• Is the first season of Burke’s Law, the 1963-1966 crime drama starring Gene Barry, really going to roll out on DVD in March? That’s what the Web site TV Shows on DVD reported in December. It even followed up with the package art for Burke’s Law--Season 1, Volume 1 and links to a couple of promotional videos (see here and here), both featuring a young and lovely Elizabeth Montgomery (later of Bewitched). But now the site fears this DVD set might not make its March 4 release date. Burke’s Law was a bit too early for me (I didn’t really start paying attention to crime fiction on television until 1972), but I did watch a few episodes from the series’ extra campy, 1994-1995 revival--enough that I’d be interested in seeing more of the original. Whenever it appears ...
• More DVD news: The first season of the Jill Hennessy forensics drama Crossing Jordan (2001-2007) is finally due out on May 6.
• I don’t think I noted this before, but the 2009 Left Coast Crime convention--“Say Aloha to Murder”--now has an active and filling Web site. That gathering on the Big Island, Hawaii, will feature Rhys Bowen and Barry Eisler as honorees, plus the entertaining Lee Goldberg as toastmaster. I hear that organizers are also set to revive the Bruce Alexander Historical Mystery Award, named for the late author of the Sir John Fielding mysteries and established in 2004.
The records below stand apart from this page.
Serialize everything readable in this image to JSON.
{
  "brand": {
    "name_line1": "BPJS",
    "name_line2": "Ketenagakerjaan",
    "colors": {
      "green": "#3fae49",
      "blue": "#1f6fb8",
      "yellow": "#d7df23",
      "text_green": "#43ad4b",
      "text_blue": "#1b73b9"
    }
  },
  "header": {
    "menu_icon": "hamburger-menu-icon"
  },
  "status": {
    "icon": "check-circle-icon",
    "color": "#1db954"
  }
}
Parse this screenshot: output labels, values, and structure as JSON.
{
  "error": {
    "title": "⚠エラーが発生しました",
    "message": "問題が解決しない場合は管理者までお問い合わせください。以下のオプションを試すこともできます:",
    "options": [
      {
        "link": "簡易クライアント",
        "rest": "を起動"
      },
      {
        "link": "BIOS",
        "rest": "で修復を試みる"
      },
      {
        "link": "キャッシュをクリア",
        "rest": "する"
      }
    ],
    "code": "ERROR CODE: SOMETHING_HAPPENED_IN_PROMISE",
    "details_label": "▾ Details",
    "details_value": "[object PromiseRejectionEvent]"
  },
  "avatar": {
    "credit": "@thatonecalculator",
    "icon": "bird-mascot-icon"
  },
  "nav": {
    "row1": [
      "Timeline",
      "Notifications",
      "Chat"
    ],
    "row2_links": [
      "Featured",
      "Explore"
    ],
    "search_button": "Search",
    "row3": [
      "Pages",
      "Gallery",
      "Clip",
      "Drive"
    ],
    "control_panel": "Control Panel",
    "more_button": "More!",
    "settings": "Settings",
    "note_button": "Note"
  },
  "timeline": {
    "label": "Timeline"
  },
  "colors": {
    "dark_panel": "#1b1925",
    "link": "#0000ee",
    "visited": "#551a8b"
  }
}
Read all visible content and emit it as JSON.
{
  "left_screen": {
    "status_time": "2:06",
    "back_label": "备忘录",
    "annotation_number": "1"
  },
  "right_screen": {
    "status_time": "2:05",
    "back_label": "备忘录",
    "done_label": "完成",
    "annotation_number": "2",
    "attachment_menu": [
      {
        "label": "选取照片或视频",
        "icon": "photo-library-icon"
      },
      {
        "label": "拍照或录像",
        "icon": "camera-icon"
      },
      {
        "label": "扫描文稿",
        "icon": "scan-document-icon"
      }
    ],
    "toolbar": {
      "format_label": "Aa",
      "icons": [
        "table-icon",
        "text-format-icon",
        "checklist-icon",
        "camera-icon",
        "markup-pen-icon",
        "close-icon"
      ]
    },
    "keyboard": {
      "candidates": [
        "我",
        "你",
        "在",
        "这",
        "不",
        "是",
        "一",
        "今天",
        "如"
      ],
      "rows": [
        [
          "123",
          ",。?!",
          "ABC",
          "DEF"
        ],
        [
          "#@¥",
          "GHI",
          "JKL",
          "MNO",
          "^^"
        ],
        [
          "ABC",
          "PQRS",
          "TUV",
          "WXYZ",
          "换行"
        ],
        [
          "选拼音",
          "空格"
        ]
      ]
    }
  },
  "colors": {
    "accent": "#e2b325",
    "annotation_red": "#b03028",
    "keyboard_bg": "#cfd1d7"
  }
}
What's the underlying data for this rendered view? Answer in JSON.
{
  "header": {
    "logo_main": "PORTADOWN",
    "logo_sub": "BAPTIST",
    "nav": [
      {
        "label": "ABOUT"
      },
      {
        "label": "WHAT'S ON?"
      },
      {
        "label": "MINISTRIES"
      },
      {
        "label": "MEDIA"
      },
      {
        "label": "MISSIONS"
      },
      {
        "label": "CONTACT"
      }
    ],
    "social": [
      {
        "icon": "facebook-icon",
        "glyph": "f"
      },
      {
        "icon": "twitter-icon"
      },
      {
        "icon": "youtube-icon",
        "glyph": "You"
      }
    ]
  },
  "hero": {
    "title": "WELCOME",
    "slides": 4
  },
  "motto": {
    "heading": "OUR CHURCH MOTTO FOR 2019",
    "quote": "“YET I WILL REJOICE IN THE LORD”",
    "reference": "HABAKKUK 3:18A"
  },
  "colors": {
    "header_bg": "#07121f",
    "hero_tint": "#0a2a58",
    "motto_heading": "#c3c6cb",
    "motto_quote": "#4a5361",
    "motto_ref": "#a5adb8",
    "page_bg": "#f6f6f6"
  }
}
• My colleague Linda Richards gets a nice write-up in the Saskatoon, Saskatchewan, Star Phoenix on the occasion of the release of her new series start-up, Death Was the Other Woman.
• Sandra Seamans explores the “murky” process of submitting stories to Webzines, in an essay for Pulp Pusher.
• Max Allan Collins’ second novel written under the pseudonym “Patrick Culhane,” a World War II suspense novel set called Red Sky in Morning, has a release date: it’s August of this year.
• Finally, British author Michael Dobbs, most familiar for his novel House of Cards (which was made into a TV series starring Ian Richardson) has inked a six-figure, three-book deal with Simon & Schuster. The plan to develop Dobbs as an international thriller writer begins with a new novel, The Edge of Madness (due out in October), that details “a new type of conflict: cyber-warfare, where computers take over from missiles, and global damnation comes at the click of a button.” Hmm. It sounds a bit like that old Star Trek episode “A Taste of Armageddon.” I’m far less a fan of military thrillers than I am of political thrillers, but Dobbs is a good writer, so maybe he can make stories about cyber-warfare better than one-dimensional.